Assuming – as seems most likely – that the UK leaves common market entirely, this article considers how Brexit will affect competition law enforcement in the UK and the implications for UK businesses - Competition law in post-Brexit Britain Click To Tweet
Post-Brexit, the EU Merger Regulation – with its “one-stop-shop” system of merger review – will no longer apply in the UK. As a result, large-scale mergers that previously only had to be notified to the European Commission will probably also have to be notified to the UK’s Competition and Markets Authority (CMA).
This will almost certainly increase the caseload – and the complexity of the cases – being dealt with by the CMA.
It could also increase the transaction costs for merging businesses. That said, the many similarities between the EU and UK merger review processes suggest that the additional burden should be fairly limited. There does remain, however, a risk that the two authorities reviewing the same transaction could reach differing decisions.
While the EU competition rules (Articles 101 and 102 of the Treaty on the Functioning of the European Union) will continue to apply to anti-competitive conduct by UK businesses in the EU, post-Brexit they will no longer apply to conduct in the UK. Agreements/conduct affecting UK markets will only be caught by the UK antitrust rules (Chapter I and II Competition Act 1998).
This will have several effects on competition law enforcement in the UK.
- First, while the European Commission will still be able to investigate the conduct of UK companies, its powers of investigation will be limited to written requests for information. It will no longer be able to conduct on-site inspections (dawn raids) of UK premises or request the CMA to carry out such inspections on its behalf
- Second, as with merger control, UK companies may increasingly find themselves subject to parallel investigations by the EU and UK competition authorities
- And finally, once Section 60 Competition Act 1998 (which requires the CMA to apply the UK competition rules consistently with those of the EU) is repealed, UK and EU competition rules could begin to diverge. This could increase the cost and complexity of complying with competition law as companies are forced to navigate two sets of rules. However, any divergence is likely to take a number of years and is likely to be limited. Not only are the rules likely to remain substantively similar, but the UK courts will continue to be bound by the substantial body of UK case law that has developed in line with EU competition law jurisprudence.
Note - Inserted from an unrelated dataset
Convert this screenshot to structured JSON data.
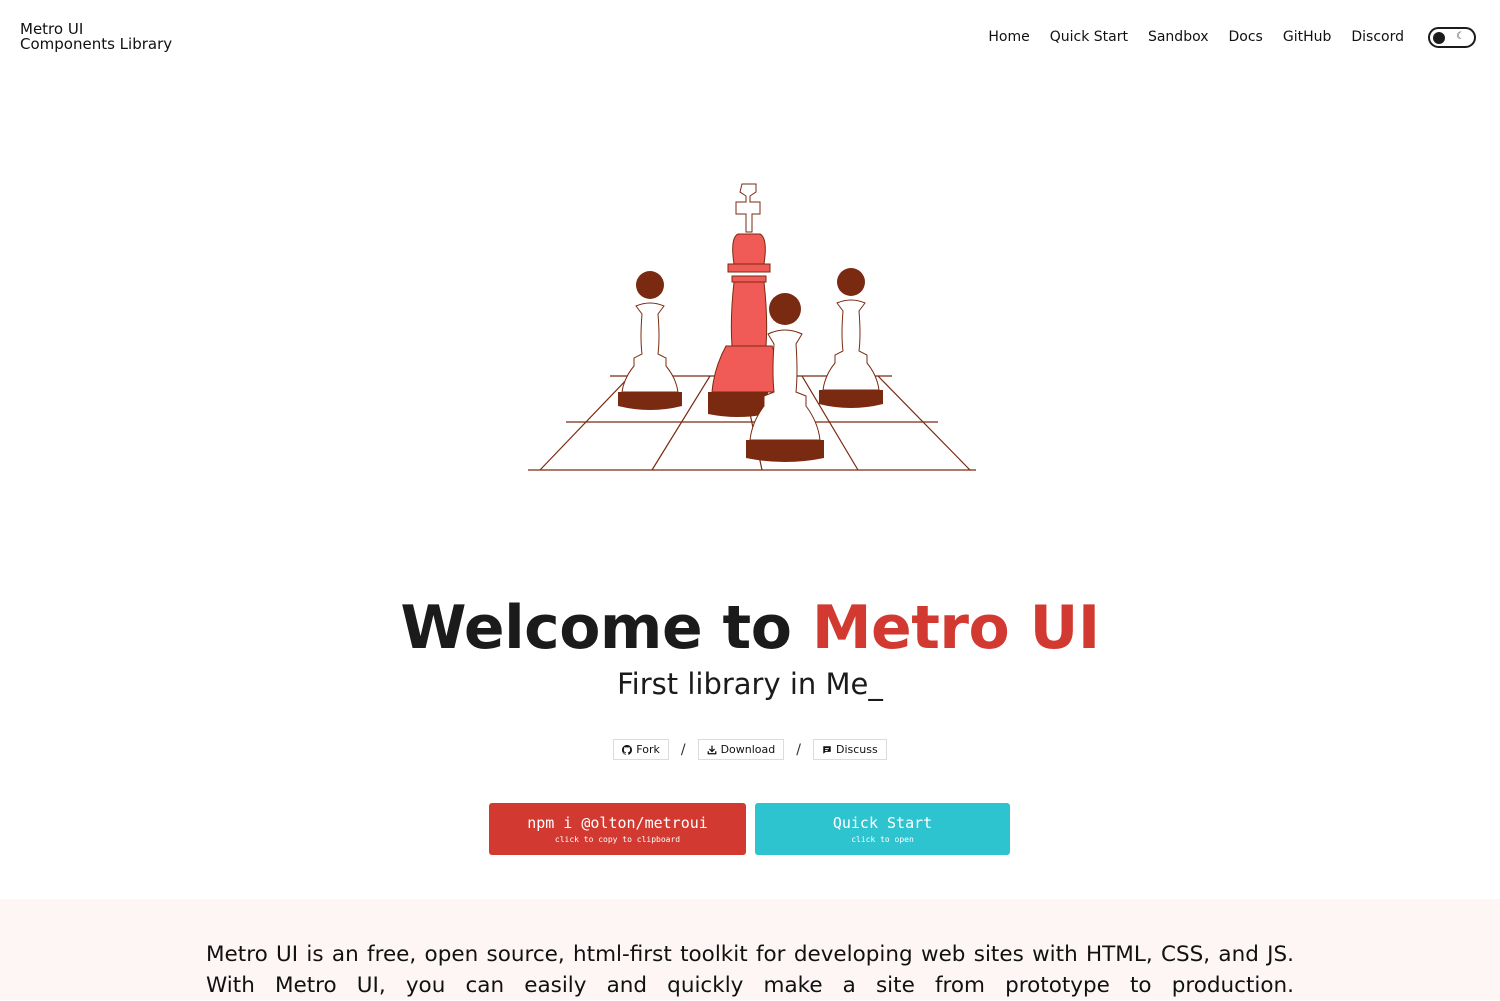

Brexit will also have implications for how UK companies manage antitrust investigations. In particular:
- It may no longer be possible to refuse to disclose UK legal advice in an EU antitrust investigation. As the EU rules on legal privilege only cover the advice of EEA-qualified lawyers, advice of UK-qualified lawyers will no longer be protected
- Leniency applicants in cartels operating in both the EU and UK may now need to submit full leniency applications at both EU and UK national level. Companies filing a full EU leniency application will no longer be able to safeguard their position in a UK leniency queue through a short-form UK application
There are several indications that the UK government may maintain some form of state aid control after Brexit. In particular:
- The EU (Withdrawal) Bill provides for the preservation of the EU State aid rules. While the UK is unlikely to agree to notify UK state aid to the European Commission once outside the EU, it could appoint, for example, the CMA to apply EU State aid principles in a UK context.
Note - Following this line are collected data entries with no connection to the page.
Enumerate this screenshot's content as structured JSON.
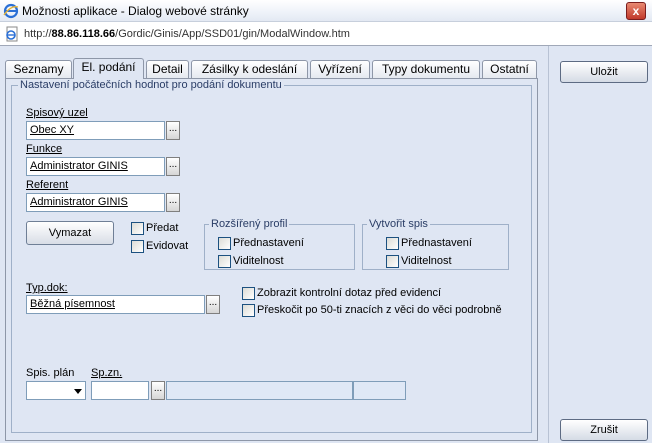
{
  "window": {
    "title": "Možnosti aplikace - Dialog webové stránky",
    "close_label": "x"
  },
  "address": {
    "url_prefix": "http://",
    "url_host": "88.86.118.66",
    "url_path": "/Gordic/Ginis/App/SSD01/gin/ModalWindow.htm"
  },
  "tabs": [
    {
      "label": "Seznamy"
    },
    {
      "label": "El. podání",
      "active": true
    },
    {
      "label": "Detail"
    },
    {
      "label": "Zásilky k odeslání"
    },
    {
      "label": "Vyřízení"
    },
    {
      "label": "Typy dokumentu"
    },
    {
      "label": "Ostatní"
    }
  ],
  "form": {
    "legend": "Nastavení počátečních hodnot pro podání dokumentu",
    "spisovy_uzel": {
      "label": "Spisový uzel",
      "value": "Obec XY"
    },
    "funkce": {
      "label": "Funkce",
      "value": "Administrator GINIS"
    },
    "referent": {
      "label": "Referent",
      "value": "Administrator GINIS"
    },
    "dots_label": "...",
    "vymazat_label": "Vymazat",
    "predat_label": "Předat",
    "evidovat_label": "Evidovat",
    "rozsireny_profil": {
      "legend": "Rozšířený profil",
      "prednastaveni": "Přednastavení",
      "viditelnost": "Viditelnost"
    },
    "vytvorit_spis": {
      "legend": "Vytvořit spis",
      "prednastaveni": "Přednastavení",
      "viditelnost": "Viditelnost"
    },
    "typ_dok": {
      "label": "Typ.dok:",
      "value": "Běžná písemnost"
    },
    "zobrazit_dotaz": "Zobrazit kontrolní dotaz před evidencí",
    "preskocit": "Přeskočit po 50-ti znacích z věci do věci podrobně",
    "spis_plan_label": "Spis. plán",
    "sp_zn_label": "Sp.zn."
  },
  "actions": {
    "ulozit": "Uložit",
    "zrusit": "Zrušit"
  },
  "icons": {
    "app": "ie-icon",
    "page": "ie-page-icon"
  }
}
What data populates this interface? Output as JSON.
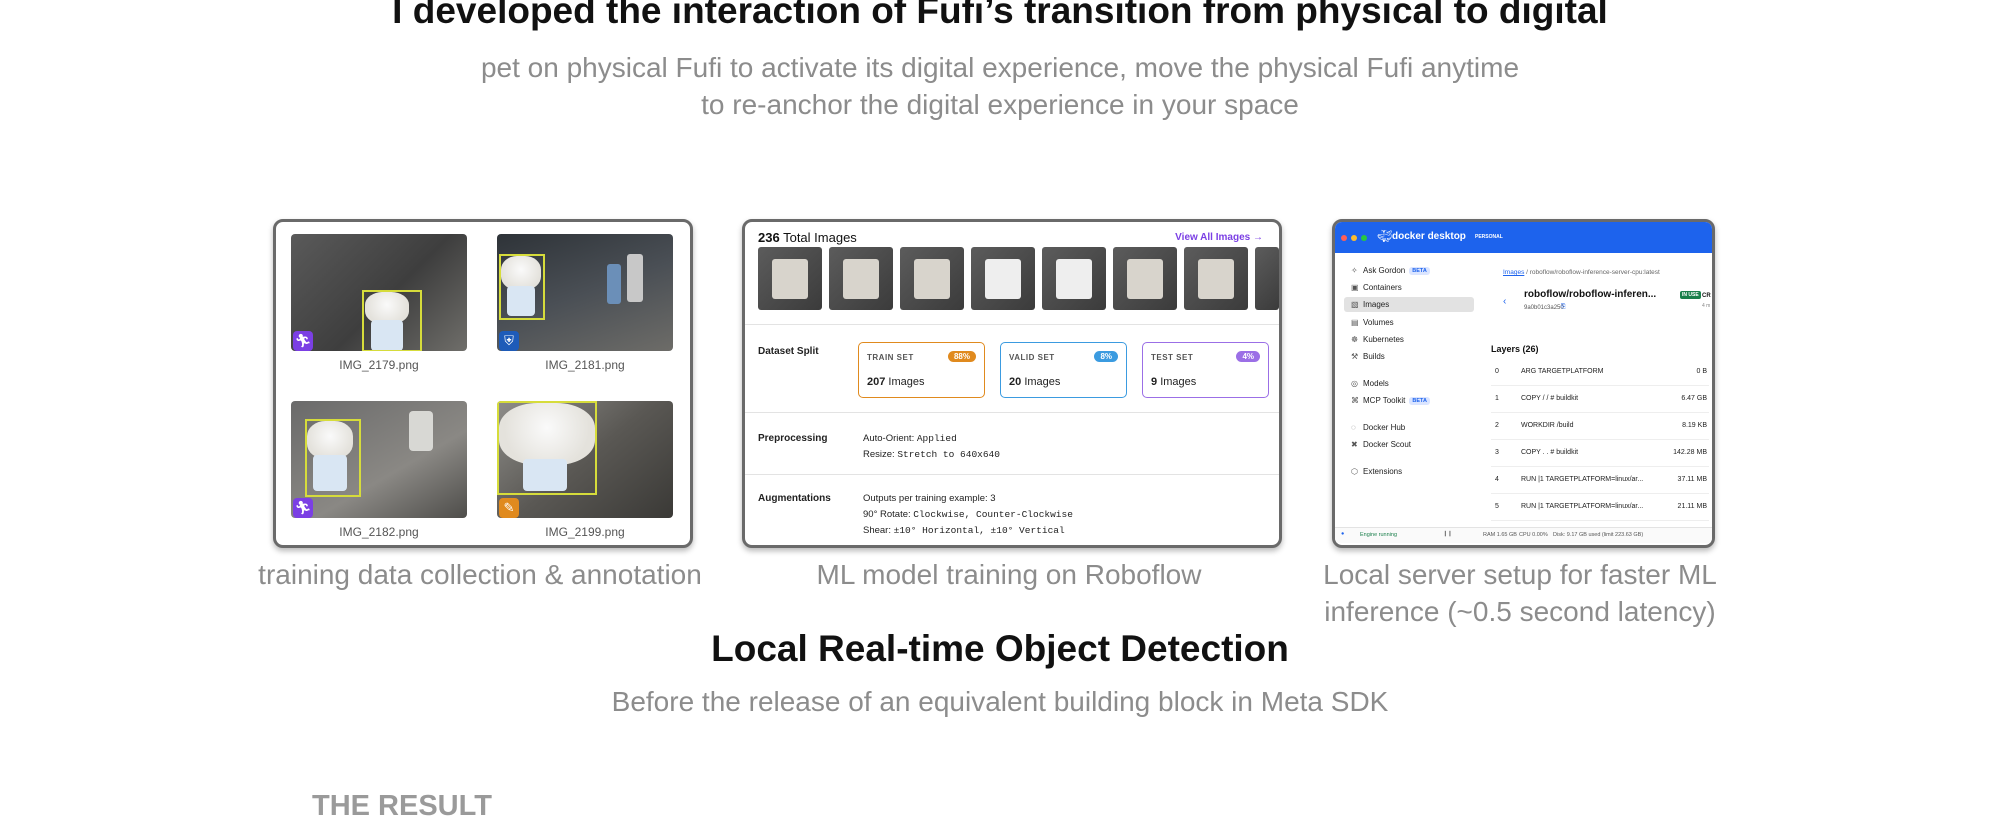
{
  "header": {
    "title": "I developed the interaction of Fufi’s transition from physical to digital",
    "subtitle_line1": "pet on physical Fufi to activate its digital experience, move the physical Fufi anytime",
    "subtitle_line2": "to re-anchor the digital experience in your space"
  },
  "cards": {
    "annotation": {
      "caption": "training data collection & annotation",
      "images": [
        {
          "filename": "IMG_2179.png",
          "badge_icon": "person-icon",
          "badge_color": "#7b3fe4"
        },
        {
          "filename": "IMG_2181.png",
          "badge_icon": "shield-icon",
          "badge_color": "#1e5bb8"
        },
        {
          "filename": "IMG_2182.png",
          "badge_icon": "person-icon",
          "badge_color": "#7b3fe4"
        },
        {
          "filename": "IMG_2199.png",
          "badge_icon": "pencil-icon",
          "badge_color": "#e08a1e"
        }
      ]
    },
    "roboflow": {
      "caption": "ML model training on Roboflow",
      "total_count": "236",
      "total_label": "Total Images",
      "view_all": "View All Images",
      "dataset_split_label": "Dataset Split",
      "sets": [
        {
          "name": "TRAIN SET",
          "pct": "88%",
          "count": "207",
          "unit": "Images",
          "color": "#e08a1e"
        },
        {
          "name": "VALID SET",
          "pct": "8%",
          "count": "20",
          "unit": "Images",
          "color": "#3b9be0"
        },
        {
          "name": "TEST SET",
          "pct": "4%",
          "count": "9",
          "unit": "Images",
          "color": "#9b6fe6"
        }
      ],
      "preprocessing_label": "Preprocessing",
      "preprocessing": [
        {
          "key": "Auto-Orient:",
          "value": "Applied"
        },
        {
          "key": "Resize:",
          "value": "Stretch to 640x640"
        }
      ],
      "augmentations_label": "Augmentations",
      "augmentations": [
        {
          "key": "Outputs per training example:",
          "value": "3",
          "mono": false
        },
        {
          "key": "90° Rotate:",
          "value": "Clockwise, Counter-Clockwise",
          "mono": true
        },
        {
          "key": "Shear:",
          "value": "±10° Horizontal, ±10° Vertical",
          "mono": true
        }
      ]
    },
    "docker": {
      "caption_line1": "Local server setup for faster ML",
      "caption_line2": "inference (~0.5 second latency)",
      "app_name": "docker desktop",
      "plan_badge": "PERSONAL",
      "sidebar": [
        {
          "label": "Ask Gordon",
          "icon": "sparkle-icon",
          "beta": "BETA"
        },
        {
          "label": "Containers",
          "icon": "containers-icon"
        },
        {
          "label": "Images",
          "icon": "images-icon",
          "active": true
        },
        {
          "label": "Volumes",
          "icon": "volumes-icon"
        },
        {
          "label": "Kubernetes",
          "icon": "kubernetes-icon"
        },
        {
          "label": "Builds",
          "icon": "builds-icon"
        },
        {
          "label": "Models",
          "icon": "models-icon"
        },
        {
          "label": "MCP Toolkit",
          "icon": "mcp-icon",
          "beta": "BETA"
        },
        {
          "label": "Docker Hub",
          "icon": "hub-icon"
        },
        {
          "label": "Docker Scout",
          "icon": "scout-icon"
        },
        {
          "label": "Extensions",
          "icon": "extensions-icon"
        }
      ],
      "breadcrumb_link": "Images",
      "breadcrumb_path": "roboflow/roboflow-inference-server-cpu:latest",
      "image_title": "roboflow/roboflow-inferen...",
      "in_use": "IN USE",
      "image_hash": "9a0b01c3a250",
      "cut_right_top": "CR",
      "cut_right_bottom": "4 m",
      "layers_title": "Layers (26)",
      "layers": [
        {
          "n": "0",
          "cmd": "ARG TARGETPLATFORM",
          "size": "0 B"
        },
        {
          "n": "1",
          "cmd": "COPY / / # buildkit",
          "size": "6.47 GB"
        },
        {
          "n": "2",
          "cmd": "WORKDIR /build",
          "size": "8.19 KB"
        },
        {
          "n": "3",
          "cmd": "COPY . . # buildkit",
          "size": "142.28 MB"
        },
        {
          "n": "4",
          "cmd": "RUN |1 TARGETPLATFORM=linux/ar...",
          "size": "37.11 MB"
        },
        {
          "n": "5",
          "cmd": "RUN |1 TARGETPLATFORM=linux/ar...",
          "size": "21.11 MB"
        }
      ],
      "status": {
        "engine": "Engine running",
        "ram": "RAM 1.65 GB",
        "cpu": "CPU 0.00%",
        "disk": "Disk: 9.17 GB used (limit 223.63 GB)"
      },
      "brand_color": "#1d63ed"
    }
  },
  "section": {
    "title": "Local Real-time Object Detection",
    "subtitle": "Before the release of an equivalent building block in Meta SDK"
  },
  "result_label": "THE RESULT"
}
- The EU negotiating mandate explicitly refers to state aid in the context of any future trade agreement between the EU and UK
- All of the EU’s recent Free Trade Agreements (FTAs) with third countries have included state aid or subsidy controls that go beyond the WTO rules.
It remains to be seen, however, what form any UK subsidy rules will take.
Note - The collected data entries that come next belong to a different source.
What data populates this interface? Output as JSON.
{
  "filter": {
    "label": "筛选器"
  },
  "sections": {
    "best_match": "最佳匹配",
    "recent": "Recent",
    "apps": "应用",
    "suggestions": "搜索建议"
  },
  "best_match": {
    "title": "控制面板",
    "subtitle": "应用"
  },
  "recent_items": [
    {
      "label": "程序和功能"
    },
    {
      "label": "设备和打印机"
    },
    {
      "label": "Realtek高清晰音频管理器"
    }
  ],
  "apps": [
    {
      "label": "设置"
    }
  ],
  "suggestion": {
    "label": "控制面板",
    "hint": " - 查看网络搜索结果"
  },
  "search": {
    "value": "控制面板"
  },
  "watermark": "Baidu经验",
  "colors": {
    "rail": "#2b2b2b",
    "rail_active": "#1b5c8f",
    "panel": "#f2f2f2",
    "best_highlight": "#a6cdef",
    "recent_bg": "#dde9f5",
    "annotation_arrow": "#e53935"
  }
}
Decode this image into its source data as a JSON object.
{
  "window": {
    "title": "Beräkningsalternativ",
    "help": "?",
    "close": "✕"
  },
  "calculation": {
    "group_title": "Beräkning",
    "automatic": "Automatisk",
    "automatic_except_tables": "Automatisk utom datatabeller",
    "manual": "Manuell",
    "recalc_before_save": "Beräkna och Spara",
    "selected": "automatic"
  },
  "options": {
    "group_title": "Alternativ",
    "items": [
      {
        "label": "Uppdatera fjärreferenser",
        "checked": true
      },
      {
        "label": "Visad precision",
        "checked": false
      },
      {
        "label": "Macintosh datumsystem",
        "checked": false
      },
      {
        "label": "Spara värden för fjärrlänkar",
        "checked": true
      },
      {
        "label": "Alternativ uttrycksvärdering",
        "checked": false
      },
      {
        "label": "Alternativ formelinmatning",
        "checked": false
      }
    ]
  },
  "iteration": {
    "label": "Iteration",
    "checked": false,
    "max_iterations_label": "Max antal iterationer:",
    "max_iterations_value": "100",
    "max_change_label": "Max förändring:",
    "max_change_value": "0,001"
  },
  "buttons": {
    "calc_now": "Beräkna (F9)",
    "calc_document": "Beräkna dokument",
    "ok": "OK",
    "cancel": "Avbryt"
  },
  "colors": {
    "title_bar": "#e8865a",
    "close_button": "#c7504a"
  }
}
Finally, Brexit could affect companies’ ability to bring follow-on damages actions for EU competition law infringements in UK courts. Under the current system, claimants can rely on EU decisions as proof of the infringement, such that they need only establish causation and quantum of damages. Post-Brexit, however, it is unclear whether EU infringement decisions will continue to bind UK courts in this way. Until this issue is clarified, UK companies contemplating competition damages claims may wish to think carefully about whether the UK is the most appropriate forum.
The full effects of Brexit on UK competition law will inevitably take some time to emerge. In the short term, the most likely impact on UK businesses will be the increased burden of parallel merger and antitrust investigations. Longer term, the possible divergence of UK and EU competition law could create both risks and opportunities. While complying with two sets of rules may bring increased costs and complexity, a UK competition policy unconstrained by single market objectives may give UK companies greater flexibility to, for instance, impose territorial restrictions prohibited under EU competition rules.